The SolarWinds Senate hearing: 5 key takeaways for security admins

FireEye CEO Kevin Mandia recently testified in front of a United States Senate subcommittee about the SolarWinds attack. Take the time to listen to the presentation, especially Mandia’s chilling description of how the attackers went after FireEye’s Microsoft Windows identity tokens and valid credentials. The only reason they detected the intrusion was because the attackers happened to target a tool that was also being used by a pen-testing firm.

Here’s are what I believe are the key points regarding supply chain attacks that security and IT admins should take away from that hearing.

Potential supply chain attack victims lack access to the right tools

Brad Smith of Microsoft said in his testimony that they saw the attacker’s behavior only when they entered cloud services. The attackers went after on-premises computers, so Microsoft was unable to see the attacks.

This points out a problem with many of Microsoft’s best security tools. While they are available to even on-premises computers, they are gated behind Microsoft’s most expensive E5 license plan. If Microsoft customers had Microsoft Defender Advanced Threat Protection (ATP) enabled, Microsoft would have seen that key data much earlier.

Smith indicated that the need for modern technology was a key mandate that all organizations need to strive for. He implied that going to the cloud makes systems and services more defensible from this sort of attack. I disagree with Smith about moving to the cloud. It is not the only answer, but adding key security cloud services is possible and allows us to be better informed. I am a fan of Microsoft Defender ATP, which keeps forensic evidence on workstations and provides a near real-time review of unusual activities on your workstations and cloud services.

More information sharing needed

Smith pointed out the problem with information sharing and keeping our security information in silos. He said we need to put in place laws to mandate more disclosure and information sharing. He pointed out that sometimes separate departments of the government are unable to share information because of privacy mandates and other reasons.

Authentication systems can be exploited

George Kurtz, president/CEO and co-founder of CrowdStrike, said that the attacker took advantage of systemic weaknesses in the Microsoft authentication architecture. They were able to move laterally within the network as well as between the on-premises and the cloud services by creating false credentials, impersonating legitimate users, and bypassing multi-factor authentication (MFA). The threat actor used unique IP addresses to deploy command-and-control servers. Attackers don’t normally use unique addresses, so it’s easier to make correlations between types of attacks.

The enterprise boundary is no longer at our firewall. Traditional security technologies and legacy authentication techniques are now our biggest weakness. The attackers took advantage of the limitations of the Active Directory federation service. The golden SAML attack allowed them to jump from on-premises systems to cloud systems effectively bypassing MFA. Users and administrators must get used to re-authentication and establish permissions for each device.

Policies and practices regarding threats from supply chain need updating

What this shows is that organizations are vulnerable to supply chain attacks and you need to do more to protect the software installed on your systems. Don’t take vendor and code review for granted. Trust and verify the applications you install on your systems.
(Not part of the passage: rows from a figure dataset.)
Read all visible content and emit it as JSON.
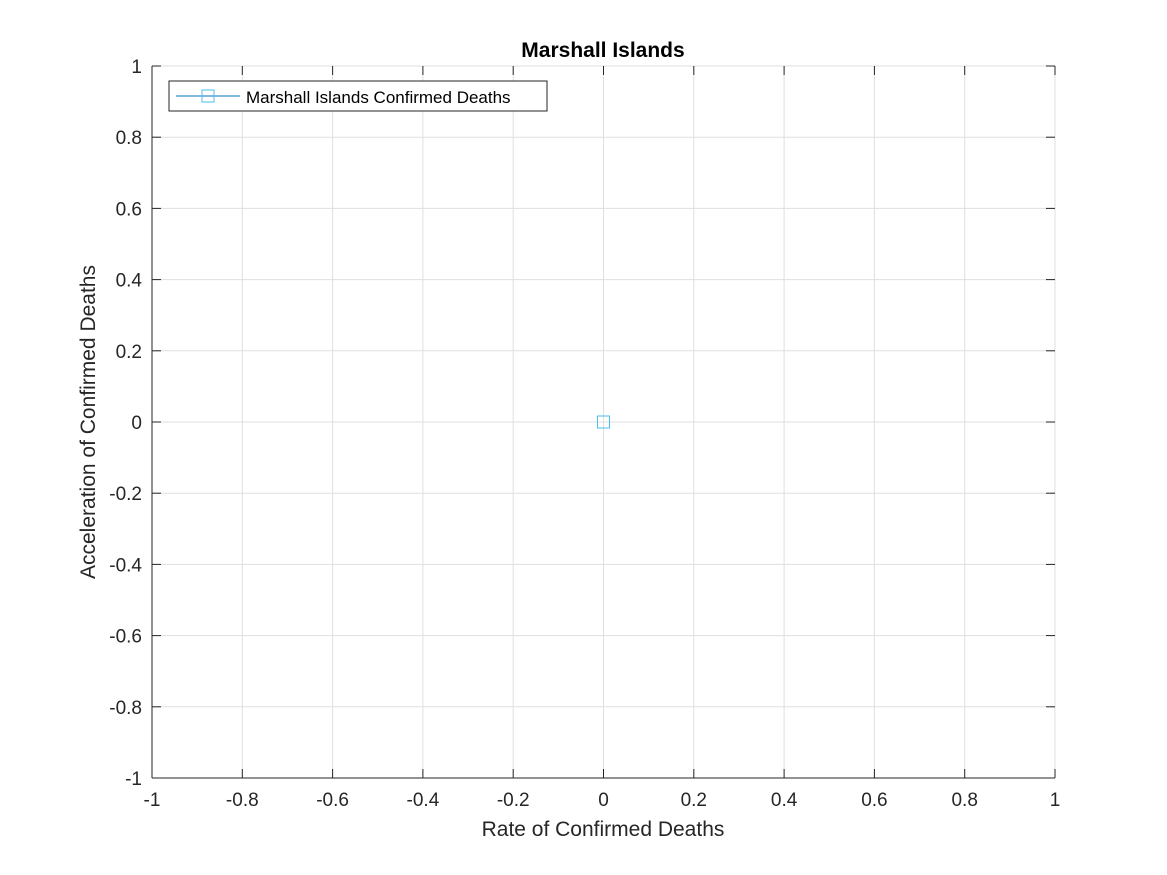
{
  "chart_data": {
    "type": "scatter",
    "title": "Marshall Islands",
    "xlabel": "Rate of Confirmed Deaths",
    "ylabel": "Acceleration of Confirmed Deaths",
    "xlim": [
      -1,
      1
    ],
    "ylim": [
      -1,
      1
    ],
    "xticks": [
      -1,
      -0.8,
      -0.6,
      -0.4,
      -0.2,
      0,
      0.2,
      0.4,
      0.6,
      0.8,
      1
    ],
    "yticks": [
      -1,
      -0.8,
      -0.6,
      -0.4,
      -0.2,
      0,
      0.2,
      0.4,
      0.6,
      0.8,
      1
    ],
    "xtick_labels": [
      "-1",
      "-0.8",
      "-0.6",
      "-0.4",
      "-0.2",
      "0",
      "0.2",
      "0.4",
      "0.6",
      "0.8",
      "1"
    ],
    "ytick_labels": [
      "-1",
      "-0.8",
      "-0.6",
      "-0.4",
      "-0.2",
      "0",
      "0.2",
      "0.4",
      "0.6",
      "0.8",
      "1"
    ],
    "grid": true,
    "legend_position": "top-left",
    "series": [
      {
        "name": "Marshall Islands Confirmed Deaths",
        "marker": "square",
        "color": "#4DBEEE",
        "line_color": "#0072BD",
        "x": [
          0
        ],
        "y": [
          0
        ]
      }
    ]
  }
}
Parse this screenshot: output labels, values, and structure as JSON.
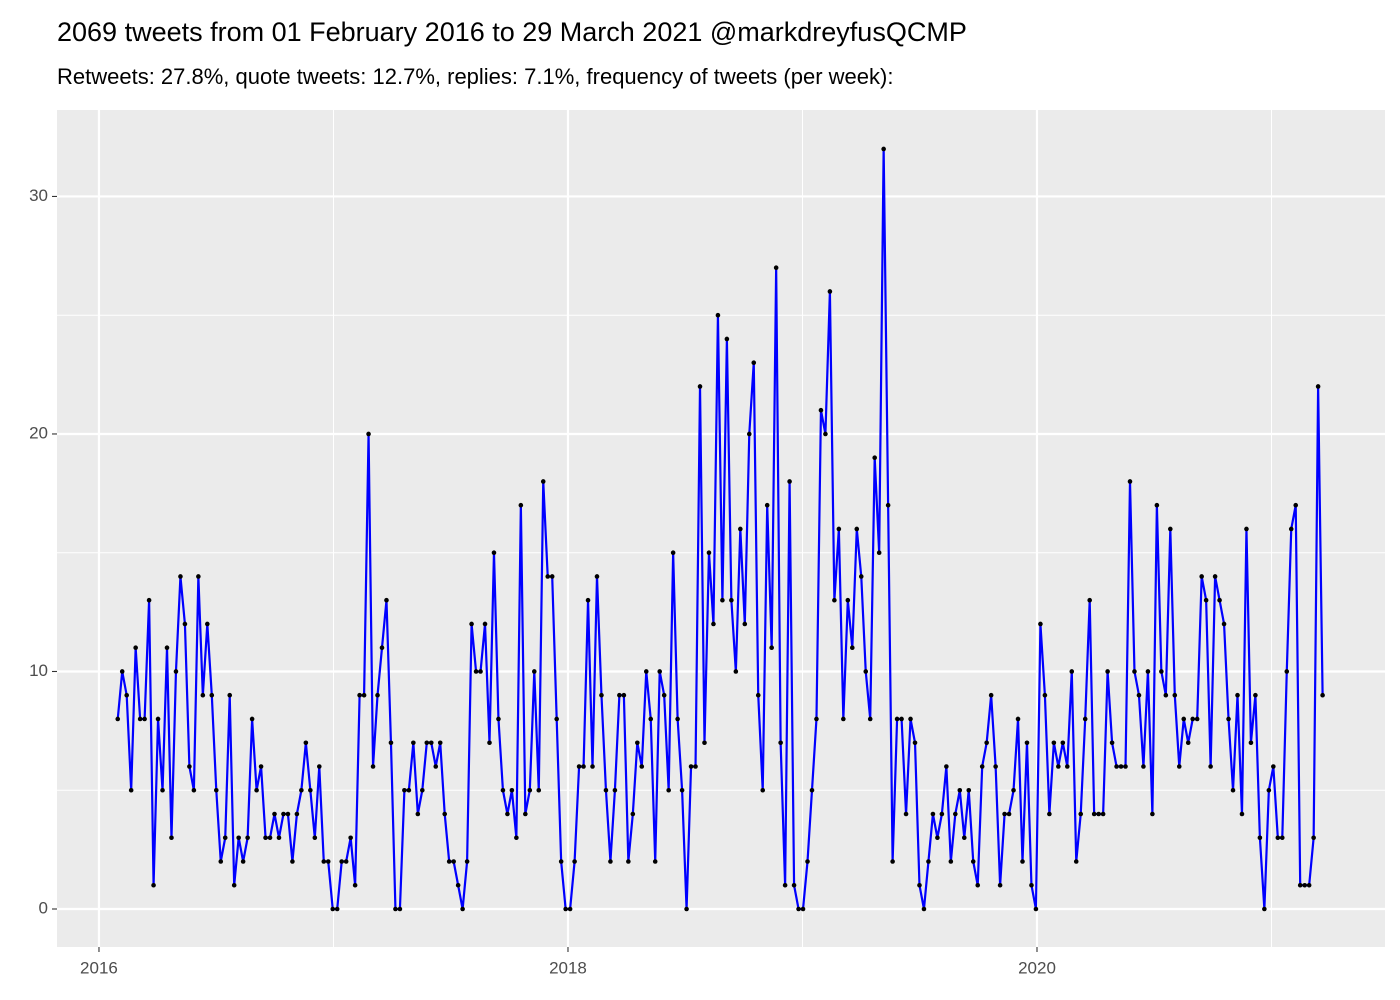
{
  "chart_data": {
    "type": "line",
    "title": "2069 tweets from 01 February 2016 to 29 March 2021 @markdreyfusQCMP",
    "subtitle": "Retweets: 27.8%, quote tweets: 12.7%, replies: 7.1%, frequency of tweets (per week):",
    "x": [
      2016.08,
      2016.0991,
      2016.1182,
      2016.1373,
      2016.1564,
      2016.1755,
      2016.1946,
      2016.2137,
      2016.2328,
      2016.2519,
      2016.271,
      2016.2901,
      2016.3092,
      2016.3283,
      2016.3474,
      2016.3665,
      2016.3856,
      2016.4047,
      2016.4238,
      2016.4429,
      2016.462,
      2016.4811,
      2016.5002,
      2016.5193,
      2016.5384,
      2016.5575,
      2016.5766,
      2016.5957,
      2016.6148,
      2016.6339,
      2016.653,
      2016.6721,
      2016.6912,
      2016.7103,
      2016.7294,
      2016.7485,
      2016.7676,
      2016.7867,
      2016.8058,
      2016.8249,
      2016.844,
      2016.8631,
      2016.8822,
      2016.9013,
      2016.9204,
      2016.9395,
      2016.9586,
      2016.9777,
      2016.9968,
      2017.0159,
      2017.035,
      2017.0541,
      2017.0732,
      2017.0923,
      2017.1114,
      2017.1305,
      2017.1496,
      2017.1687,
      2017.1878,
      2017.2069,
      2017.226,
      2017.2451,
      2017.2642,
      2017.2833,
      2017.3024,
      2017.3215,
      2017.3406,
      2017.3597,
      2017.3788,
      2017.3979,
      2017.417,
      2017.4361,
      2017.4552,
      2017.4743,
      2017.4934,
      2017.5125,
      2017.5316,
      2017.5507,
      2017.5698,
      2017.5889,
      2017.608,
      2017.6271,
      2017.6462,
      2017.6653,
      2017.6844,
      2017.7035,
      2017.7226,
      2017.7417,
      2017.7608,
      2017.7799,
      2017.799,
      2017.8181,
      2017.8372,
      2017.8563,
      2017.8754,
      2017.8945,
      2017.9136,
      2017.9327,
      2017.9518,
      2017.9709,
      2017.99,
      2018.0091,
      2018.0282,
      2018.0473,
      2018.0664,
      2018.0855,
      2018.1046,
      2018.1237,
      2018.1428,
      2018.1619,
      2018.181,
      2018.2001,
      2018.2192,
      2018.2383,
      2018.2574,
      2018.2765,
      2018.2956,
      2018.3147,
      2018.3338,
      2018.3529,
      2018.372,
      2018.3911,
      2018.4102,
      2018.4293,
      2018.4484,
      2018.4675,
      2018.4866,
      2018.5057,
      2018.5248,
      2018.5439,
      2018.563,
      2018.5821,
      2018.6012,
      2018.6203,
      2018.6394,
      2018.6585,
      2018.6776,
      2018.6967,
      2018.7158,
      2018.7349,
      2018.754,
      2018.7731,
      2018.7922,
      2018.8113,
      2018.8304,
      2018.8495,
      2018.8686,
      2018.8877,
      2018.9068,
      2018.9259,
      2018.945,
      2018.9641,
      2018.9832,
      2019.0023,
      2019.0214,
      2019.0405,
      2019.0596,
      2019.0787,
      2019.0978,
      2019.1169,
      2019.136,
      2019.1551,
      2019.1742,
      2019.1933,
      2019.2124,
      2019.2315,
      2019.2506,
      2019.2697,
      2019.2888,
      2019.3079,
      2019.327,
      2019.3461,
      2019.3652,
      2019.3843,
      2019.4034,
      2019.4225,
      2019.4416,
      2019.4607,
      2019.4798,
      2019.4989,
      2019.518,
      2019.5371,
      2019.5562,
      2019.5753,
      2019.5944,
      2019.6135,
      2019.6326,
      2019.6517,
      2019.6708,
      2019.6899,
      2019.709,
      2019.7281,
      2019.7472,
      2019.7663,
      2019.7854,
      2019.8045,
      2019.8236,
      2019.8427,
      2019.8618,
      2019.8809,
      2019.9,
      2019.9191,
      2019.9382,
      2019.9573,
      2019.9764,
      2019.9955,
      2020.0146,
      2020.0337,
      2020.0528,
      2020.0719,
      2020.091,
      2020.1101,
      2020.1292,
      2020.1483,
      2020.1674,
      2020.1865,
      2020.2056,
      2020.2247,
      2020.2438,
      2020.2629,
      2020.282,
      2020.3011,
      2020.3202,
      2020.3393,
      2020.3584,
      2020.3775,
      2020.3966,
      2020.4157,
      2020.4348,
      2020.4539,
      2020.473,
      2020.4921,
      2020.5112,
      2020.5303,
      2020.5494,
      2020.5685,
      2020.5876,
      2020.6067,
      2020.6258,
      2020.6449,
      2020.664,
      2020.6831,
      2020.7022,
      2020.7213,
      2020.7404,
      2020.7595,
      2020.7786,
      2020.7977,
      2020.8168,
      2020.8359,
      2020.855,
      2020.8741,
      2020.8932,
      2020.9123,
      2020.9314,
      2020.9505,
      2020.9696,
      2020.9887,
      2021.0078,
      2021.0269,
      2021.046,
      2021.0651,
      2021.0842,
      2021.1033,
      2021.1224,
      2021.1415,
      2021.1606,
      2021.1797,
      2021.1988,
      2021.2179
    ],
    "series": [
      {
        "color": "#0000ff",
        "marker_color": "#000000",
        "values": [
          8,
          10,
          9,
          5,
          11,
          8,
          8,
          13,
          1,
          8,
          5,
          11,
          3,
          10,
          14,
          12,
          6,
          5,
          14,
          9,
          12,
          9,
          5,
          2,
          3,
          9,
          1,
          3,
          2,
          3,
          8,
          5,
          6,
          3,
          3,
          4,
          3,
          4,
          4,
          2,
          4,
          5,
          7,
          5,
          3,
          6,
          2,
          2,
          0,
          0,
          2,
          2,
          3,
          1,
          9,
          9,
          20,
          6,
          9,
          11,
          13,
          7,
          0,
          0,
          5,
          5,
          7,
          4,
          5,
          7,
          7,
          6,
          7,
          4,
          2,
          2,
          1,
          0,
          2,
          12,
          10,
          10,
          12,
          7,
          15,
          8,
          5,
          4,
          5,
          3,
          17,
          4,
          5,
          10,
          5,
          18,
          14,
          14,
          8,
          2,
          0,
          0,
          2,
          6,
          6,
          13,
          6,
          14,
          9,
          5,
          2,
          5,
          9,
          9,
          2,
          4,
          7,
          6,
          10,
          8,
          2,
          10,
          9,
          5,
          15,
          8,
          5,
          0,
          6,
          6,
          22,
          7,
          15,
          12,
          25,
          13,
          24,
          13,
          10,
          16,
          12,
          20,
          23,
          9,
          5,
          17,
          11,
          27,
          7,
          1,
          18,
          1,
          0,
          0,
          2,
          5,
          8,
          21,
          20,
          26,
          13,
          16,
          8,
          13,
          11,
          16,
          14,
          10,
          8,
          19,
          15,
          32,
          17,
          2,
          8,
          8,
          4,
          8,
          7,
          1,
          0,
          2,
          4,
          3,
          4,
          6,
          2,
          4,
          5,
          3,
          5,
          2,
          1,
          6,
          7,
          9,
          6,
          1,
          4,
          4,
          5,
          8,
          2,
          7,
          1,
          0,
          12,
          9,
          4,
          7,
          6,
          7,
          6,
          10,
          2,
          4,
          8,
          13,
          4,
          4,
          4,
          10,
          7,
          6,
          6,
          6,
          18,
          10,
          9,
          6,
          10,
          4,
          17,
          10,
          9,
          16,
          9,
          6,
          8,
          7,
          8,
          8,
          14,
          13,
          6,
          14,
          13,
          12,
          8,
          5,
          9,
          4,
          16,
          7,
          9,
          3,
          0,
          5,
          6,
          3,
          3,
          10,
          16,
          17,
          1,
          1,
          1,
          3,
          22,
          9
        ]
      }
    ],
    "xlim": [
      2015.821,
      2021.484
    ],
    "xticks": [
      2016,
      2018,
      2020
    ],
    "x_minor_ticks": [
      2017,
      2019,
      2021
    ],
    "ylim": [
      -1.6,
      33.64
    ],
    "yticks": [
      0,
      10,
      20,
      30
    ],
    "y_minor_ticks": [
      5,
      15,
      25
    ],
    "grid": true
  }
}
Kurtz offered this advice:

• Enhance threat hunting to better understand how attackers enter networks.
• Remember that every second counts in stopping attackers from completing their objectives.
• Review security processes to ensure that machine learning ability is in place to learn from events that occur in the environment.
• Enhance identity authentication as employees move to work from anywhere.

Smaller organizations will be targeted

Attackers often target smaller organizations to infiltrate a larger organization. This is part of the supply chain problem: Attackers know they can go after the low-hanging fruit to enter larger organizations through remote access tools used by consultants or monitoring software like SolarWinds. Attackers are also capable of disabling security tools whether from CrowdStrike, FireEye, or Microsoft.

Next steps

Listen to the presentation. Think of how you currently set up your network and how you could identify if you had been targeted in a supply chain attack. Ask vendors that provide your remote access tools or other key applications how they protect their own coding process and how they review their processes. Ask yourself if you could identify if an attacker used your own credentials or whether you could determine if your defensive tools were disabled on your systems. Would you be alerted if suddenly Sysmon or another event logging tool was disabled? Review how you would have reacted and how you could have identified if you were targeted.